短編小説 | 毒
- 1 -
格子戸の隙間から忍び込む夕闇が、畳の上に長い影を落としております。
台所では、しゅんしゅんと薬罐が鳴り、白い湯気が空気を湿らせます。私は夫の帰りを待つこの刻限が、一日のうちで最も恐ろしく、そして最も甘美な時間であると感じます。
取り出したのは小さな紙包みでございます。
その中には雪のように白く、それでいて不吉な光沢を帯びた粉末が収められているのです。
私はそれを、夫の膳に並ぶ吸い物の椀の中へ、音もなく落としました。さあっ、と波紋が広がり、粉は一瞬にして澄んだ出汁の中に溶け込んで消えてゆきました。
これで、もう後戻りはできません。
- 2 -
私の夫は、立派な大学を出て官吏を務める、非の打ち所のない男でございます。
言葉は少なく、端然とした構えを崩さず、横顔は冷たい大理石の彫刻を思わせます。世間の人々は、私を果報者と羨みます。これほど立派な夫に愛され、静かな暮らしを送れるのは、女として最高の幸せであろうと。
けれども、この家の奥深くに潜む空虚を、誰が知ることでしょう。
夫婦になって5年の歳月が流れました。
しかし、世間が羨む、その実態は、ただ、同じ屋根の下で呼吸を共にしているだけの、2つの孤独な塊が、沈黙のまま転がっている様なものに過ぎないのです。
夜、寝所に並べられた二つの布団の間に横たわるのは、目に見えない深い淵でございます。夫は私に背を向け、規則正しい呼吸を刻むばかり。私はその背中を見つめながら、己の指先が凍りついてゆくような心地で、幾晩も幾晩も過ごしてまいりました。
此の想いがお解りになるでしょうか。
- 3 -
「ただいま」
玄関の戸が開く音がいたしました。
私は胸の鼓動を抑え乍らも夫を迎えました。
夫は外套を脱ぎ、いつものように疲れた顔で私を見下ろしました。

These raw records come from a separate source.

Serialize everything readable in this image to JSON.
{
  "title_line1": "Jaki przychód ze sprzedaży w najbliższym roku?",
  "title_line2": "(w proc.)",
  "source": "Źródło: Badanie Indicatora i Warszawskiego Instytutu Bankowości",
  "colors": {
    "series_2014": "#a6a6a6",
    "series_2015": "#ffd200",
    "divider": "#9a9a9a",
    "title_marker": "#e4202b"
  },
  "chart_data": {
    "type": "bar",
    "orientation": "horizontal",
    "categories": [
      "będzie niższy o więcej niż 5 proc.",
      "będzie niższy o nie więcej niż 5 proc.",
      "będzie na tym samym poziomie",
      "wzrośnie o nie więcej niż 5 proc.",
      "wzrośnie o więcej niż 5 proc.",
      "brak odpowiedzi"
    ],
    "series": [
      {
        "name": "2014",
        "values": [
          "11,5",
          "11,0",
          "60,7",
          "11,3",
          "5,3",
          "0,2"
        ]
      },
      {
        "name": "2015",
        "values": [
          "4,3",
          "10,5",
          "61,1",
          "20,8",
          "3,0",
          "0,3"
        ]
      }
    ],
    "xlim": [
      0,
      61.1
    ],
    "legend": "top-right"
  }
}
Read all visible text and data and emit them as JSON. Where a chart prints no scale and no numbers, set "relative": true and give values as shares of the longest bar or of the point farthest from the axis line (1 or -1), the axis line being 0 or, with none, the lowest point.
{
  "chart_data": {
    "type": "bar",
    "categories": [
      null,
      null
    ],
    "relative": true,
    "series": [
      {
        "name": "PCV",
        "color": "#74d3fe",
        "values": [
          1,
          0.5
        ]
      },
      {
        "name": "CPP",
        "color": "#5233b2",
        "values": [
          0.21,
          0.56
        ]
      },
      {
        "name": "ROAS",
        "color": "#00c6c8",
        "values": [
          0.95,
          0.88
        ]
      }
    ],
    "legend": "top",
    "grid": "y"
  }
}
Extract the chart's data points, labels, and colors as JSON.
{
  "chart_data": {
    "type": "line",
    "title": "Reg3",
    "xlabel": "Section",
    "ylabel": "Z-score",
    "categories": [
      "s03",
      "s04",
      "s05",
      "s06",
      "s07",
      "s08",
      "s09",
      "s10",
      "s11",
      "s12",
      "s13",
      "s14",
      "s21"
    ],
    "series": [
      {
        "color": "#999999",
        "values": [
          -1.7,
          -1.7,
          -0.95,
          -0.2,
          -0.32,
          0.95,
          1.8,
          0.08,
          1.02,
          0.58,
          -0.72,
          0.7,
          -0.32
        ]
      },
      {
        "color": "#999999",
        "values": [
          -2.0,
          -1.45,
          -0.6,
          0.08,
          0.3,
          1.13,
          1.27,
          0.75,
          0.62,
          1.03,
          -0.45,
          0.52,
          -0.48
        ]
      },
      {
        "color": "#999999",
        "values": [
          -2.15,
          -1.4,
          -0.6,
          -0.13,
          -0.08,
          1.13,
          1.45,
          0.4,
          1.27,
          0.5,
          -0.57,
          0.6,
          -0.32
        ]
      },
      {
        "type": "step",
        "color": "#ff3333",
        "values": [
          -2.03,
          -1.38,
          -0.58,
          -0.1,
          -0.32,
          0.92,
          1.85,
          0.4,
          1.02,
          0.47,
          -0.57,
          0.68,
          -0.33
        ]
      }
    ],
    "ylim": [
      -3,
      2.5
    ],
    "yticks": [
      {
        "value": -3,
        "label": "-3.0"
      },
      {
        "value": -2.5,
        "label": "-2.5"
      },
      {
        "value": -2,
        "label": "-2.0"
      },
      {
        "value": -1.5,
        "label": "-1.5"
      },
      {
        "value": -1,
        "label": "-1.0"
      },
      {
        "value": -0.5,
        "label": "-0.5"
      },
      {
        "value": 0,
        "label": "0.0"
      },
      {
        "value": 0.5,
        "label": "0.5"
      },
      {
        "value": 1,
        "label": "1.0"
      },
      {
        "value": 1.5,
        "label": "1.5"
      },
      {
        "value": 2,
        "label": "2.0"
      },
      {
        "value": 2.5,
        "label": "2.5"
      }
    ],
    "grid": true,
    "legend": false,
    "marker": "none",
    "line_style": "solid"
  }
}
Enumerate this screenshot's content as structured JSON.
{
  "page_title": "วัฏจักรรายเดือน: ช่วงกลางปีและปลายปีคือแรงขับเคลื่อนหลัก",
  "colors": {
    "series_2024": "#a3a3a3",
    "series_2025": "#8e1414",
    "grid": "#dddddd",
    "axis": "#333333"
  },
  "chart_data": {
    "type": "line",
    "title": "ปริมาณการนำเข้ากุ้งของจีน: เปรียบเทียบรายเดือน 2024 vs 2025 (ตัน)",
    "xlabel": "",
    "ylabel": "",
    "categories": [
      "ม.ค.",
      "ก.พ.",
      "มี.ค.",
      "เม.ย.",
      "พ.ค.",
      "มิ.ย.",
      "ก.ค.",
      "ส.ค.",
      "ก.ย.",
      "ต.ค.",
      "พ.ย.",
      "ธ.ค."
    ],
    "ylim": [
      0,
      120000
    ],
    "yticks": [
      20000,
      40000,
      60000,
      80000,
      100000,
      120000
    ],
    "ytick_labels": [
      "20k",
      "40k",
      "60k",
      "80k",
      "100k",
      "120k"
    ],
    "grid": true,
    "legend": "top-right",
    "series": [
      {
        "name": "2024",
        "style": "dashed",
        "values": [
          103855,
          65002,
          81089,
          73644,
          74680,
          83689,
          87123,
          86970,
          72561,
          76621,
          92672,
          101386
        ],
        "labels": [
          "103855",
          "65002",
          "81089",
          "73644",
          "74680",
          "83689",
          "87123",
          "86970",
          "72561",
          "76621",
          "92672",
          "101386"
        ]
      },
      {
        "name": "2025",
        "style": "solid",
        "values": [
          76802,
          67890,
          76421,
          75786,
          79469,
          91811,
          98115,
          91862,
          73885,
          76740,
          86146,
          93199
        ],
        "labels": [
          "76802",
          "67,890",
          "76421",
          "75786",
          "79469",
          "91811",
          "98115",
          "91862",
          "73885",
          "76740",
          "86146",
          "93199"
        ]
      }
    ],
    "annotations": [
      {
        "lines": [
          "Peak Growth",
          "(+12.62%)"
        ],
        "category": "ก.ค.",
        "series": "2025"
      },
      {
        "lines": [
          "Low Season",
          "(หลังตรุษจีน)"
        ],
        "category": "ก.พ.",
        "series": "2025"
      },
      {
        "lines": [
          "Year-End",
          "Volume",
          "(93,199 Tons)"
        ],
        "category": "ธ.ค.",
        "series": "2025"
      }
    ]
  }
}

その瞳には、私という女が映っているのか、あるいは職務の書類が浮かんでいるのか、判然といたしません。
「夕飯の支度…できてるから…」
私は震える声を押し殺して申しました。
夫は無言で頷き、食卓につきました。
私は、給仕をする手が震えぬよう、細心の注意を払いました。夫が吸い物の椀を手に取った瞬間、私の心臓は、まるで籠の中の鳥が羽ばたくように激しく打ち鳴らされました。
あなたは、これを毒だと思われるでしょうか。それとも、私という女の執念だと、お気づきになるでしょうか。
夫は、一口、その汁を啜りました。
私は息を潜め、夫の喉仏が動くのを凝視いたしました。夫は何も気づかぬ様子で、二口、三口と飲み進めてゆきます。私の内側では暗い悦びが、じわりと広がってゆきました。
この薬が、夫の血管を巡り、その冷え切った身体の芯を、熱く焦がす様を想像いたします。
これまで、私を無視し、私を女として扱わなかった報いでございます。
あなたは、もう逃げられない。
「今日のは、少し味が濃いな…」
夫がふと、箸を止めて呟いたので、私は心臓が止まるかと思いました。
「お口に、あわなかった…?」
「いや、身体が妙に、火照るような気がする。だから味が違うように感じるんだろう。疲れているせいかもしれない…」
夫は言って、額に浮いた汗を拭いました。
その頬が、微かに朱を帯びているのを見て、私は確信いたしました。
薬が、効いてきたのです。
- 4 -
「ああ…」
其の夜、漏れ出た声は自分のものではないように艶めかしく、闇に溶けてゆきました。
夫の指先が、私の襟足から背筋へと這うにつれ、死んでいたはずの血潮が、にわかに奔流となって全身を駆け巡ります。それは雪解けの水が乾いた大地を潤し、芽吹きの予感に震える野山の悦びに似ておりました。
触れ合う肌と肌が空白を埋めるかの如く、貪欲に熱を求め合い、どこまでも熱く昇ってゆくのがわかります。
私の内側に眠っていた情念が、紅蓮の炎となって燃え上がり、このまま灰になっても構わぬとさえ願うほどに、私は今、生きております。
鏡台に置いた薬の箱を見て、私は心の底から感謝せずには居られませんでした。